Abdou: We sit here and we think the leadership in this state, the government and Medicare did this and Medicaid did that. We must get involved, take responsibility and step up and say, we’re going to fix it. Not them up in Carson City or our government or the Medicare program. We do the same thing that poor people are doing, we’re not taking responsibility for the integration and delivery of healthcare.
Are we still seeing the staffing issues that were so prevalent a few years ago?
Doug Geinzer, Southern Nevada Medical Industry Coalition: We still have the lowest healthcare population ratios in the country. That hasn’t changed. I don’t think Nevada planned for the growth that we’ve experienced in the last 20 years. We’ve never had that strategic plan to handle staffing. We were just awarded a grant from Health and Human Services to look at a ten-year staffing model, a workforce development plan for Nevada in order to take a look at where we are today and what it will require to grow our healthcare professional workforce by 10 to 25 percent. It is important to be sustainable. We need to have the educational infrastructure to be able to produce our own healthcare providers.
Ruckdeschel: Finding oncology skilled nurses is very difficult in the Valley, finding a lab tech is very difficult. We don’t have a pharmaceutical industry or any other group that we can go to. We don’t have a university with a bunch of laboratories that can move people around. We obtained a recovery act grant with College of Southern Nevada and the Nevada workforce. We’re going into our second year of, mostly women, who have just completed their training in nursing. We get them a year of oncology training that’s paid for so they can become certified in that area.
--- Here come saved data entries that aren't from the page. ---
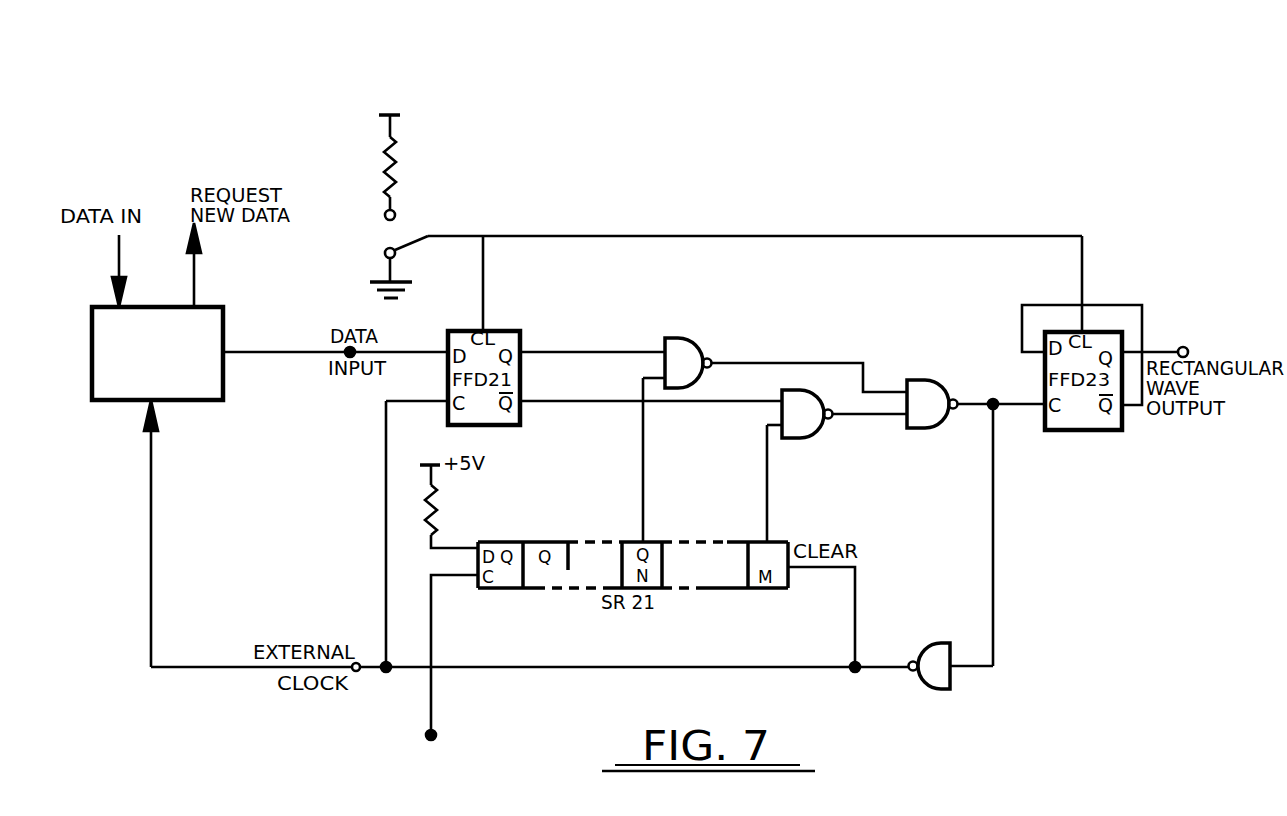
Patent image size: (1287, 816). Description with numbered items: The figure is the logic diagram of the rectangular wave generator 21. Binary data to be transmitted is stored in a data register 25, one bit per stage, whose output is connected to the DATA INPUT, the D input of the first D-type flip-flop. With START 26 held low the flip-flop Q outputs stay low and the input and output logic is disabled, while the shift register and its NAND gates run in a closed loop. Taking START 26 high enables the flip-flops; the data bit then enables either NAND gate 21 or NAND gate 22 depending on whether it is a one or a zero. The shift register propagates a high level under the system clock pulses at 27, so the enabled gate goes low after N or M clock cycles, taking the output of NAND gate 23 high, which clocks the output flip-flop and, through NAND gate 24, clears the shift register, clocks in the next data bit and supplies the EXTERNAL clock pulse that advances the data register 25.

The rectangular wave generator 21 is at (708, 333).
The NAND gate 22 is at (822, 383).
The NAND gate 23 is at (955, 373).
The NAND gate 24 is at (955, 640).
The data register 25 is at (213, 327).
The START 26 is at (376, 241).
The system clock pulses 27 is at (428, 738).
Anderson: The economy has had a lot to do with staffing. We don’t feel the real acute [shortage] of qualified nurses for instance, because a lot of them have returned to the workforce out of economic necessity, whereas before many of them were second-income earners. The economy has given us a brief window of a little bit of space, of relief from the stress that was on the staffing before, but I think that will quickly return as the economy rebounds.